As Naomi relentlessly pursues and slowly uncovers the truth behind Madison’s disappearance, shards of a dark dream pierce the defenses that have protected her, reminding her of a terrible loss she feels but cannot remember. If she finds Madison, will Naomi ultimately unlock the secrets of her own life?

Told in the alternating voices of Naomi and a deeply imaginative child, The Child Finder is a breathtaking, exquisitely rendered literary page-turner about redemption, the line between reality and memories and dreams, and the human capacity to survive.




4.5 Stars


"No matter how far you have run, no matter how long you have been lost, it is never too late to be found."


The only way to describe this book is that it is haunting. And not in a scary ghost-story kind of way. No, The Child Finder is haunting in that it shows the very real horrors that children face in this world - when they are not protected, when an outside force turns their world upside down in the worst way imaginable. Yet even with the horrors of everyday life, Denfeld manages to spin this story almost like a fairy-tale. I was utterly spellbound.


The Child Finder is about a private investigator, Naomi, who specializes in finding lost children. She has demons of her own, and maybe she throws herself into her work so thoroughly in order to avoid her past, but it cannot be denied that she is good at what she does. She has to be careful, to not let all this bad in the world poison her own soul. Sometimes a child is never found, and sometimes what has happened to them is utterly unbearable, but Naomi continues to search for these lost children in a way that others are unable to, drawing from her own fractured experience to help guide her.


Our missing child in this novel is a girl named Madison, who gets lost searching for the perfect Christmas tree with her family three years prior. Madison becomes Snow Girl in order to survive, and I think Denfeld handles this with perfect grace. She captures the mind of a child trying to survive in an unimaginable situation in the only way she knows how: protecting her mind from her past life, and recreating herself into someone new. It is heartbreaking to read Madison's scenes, remembering that she is only a child, but I am in awe of her resilience. I raced through this book, because I needed to know how Madison's story ended.


One thing, I figured out the 'twist' in the story fairly early on. But this didn't stop me from reading. While I knew who-dun-it, I needed to know how everything played out. Would Naomi find Madison? Would Madison still be of sound mind if/when she did? I wanted so badly for everything to be okay in the end, but life rarely is. The hope, though, that things will turn out alright, and the need for an innocent child to be saved, spurred on my reading and kept me up late into the night.
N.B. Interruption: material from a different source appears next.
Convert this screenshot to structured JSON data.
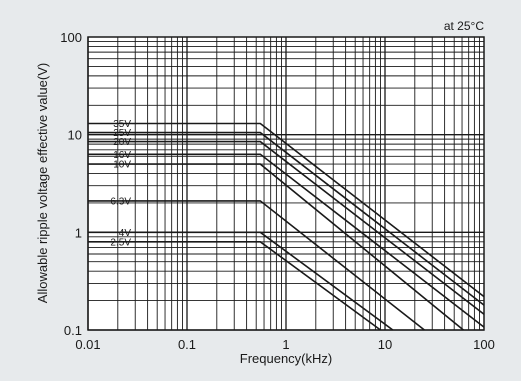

The Child Finder is a heavy book - lost children, abducted children, kids being abused and forced to do unspeakable things ... there were a lot of moments I had to pause my reading to take a breath, the pain from what these lost kids were going through unbearable. But what Denfeld does so excellently is that she never loses hope. It may be small, and it may be faint, but every lost soul always has a chance to be found.


*This is the first book in a series. The sequel, titled The Butterfly Girl, returns to Naomi's life and her search for another missing child with links to her own past.



About the Author


Rene Denfeld is the bestselling author of THE CHILD FINDER, THE ENCHANTED and the THE BUTTERFLY GIRL, which Margaret Atwood raved on twitter is "a heartbreaking, finger-gnawing, yet ultimately hopeful novel."

Rene's poetic fiction has won numerous awards including the French Prix, an ALA Medal for Excellence and an IMPAC listing. Rene works as an investigator, including exonerating innocents from prison and helping sex trafficking victims. Rene has also been a foster parent for 20 years, and is the happy mother to several children adopted from foster care. In 2017 she was awarded the Break The Silence Award for her advocacy work, and the New York Times named her hero of the year.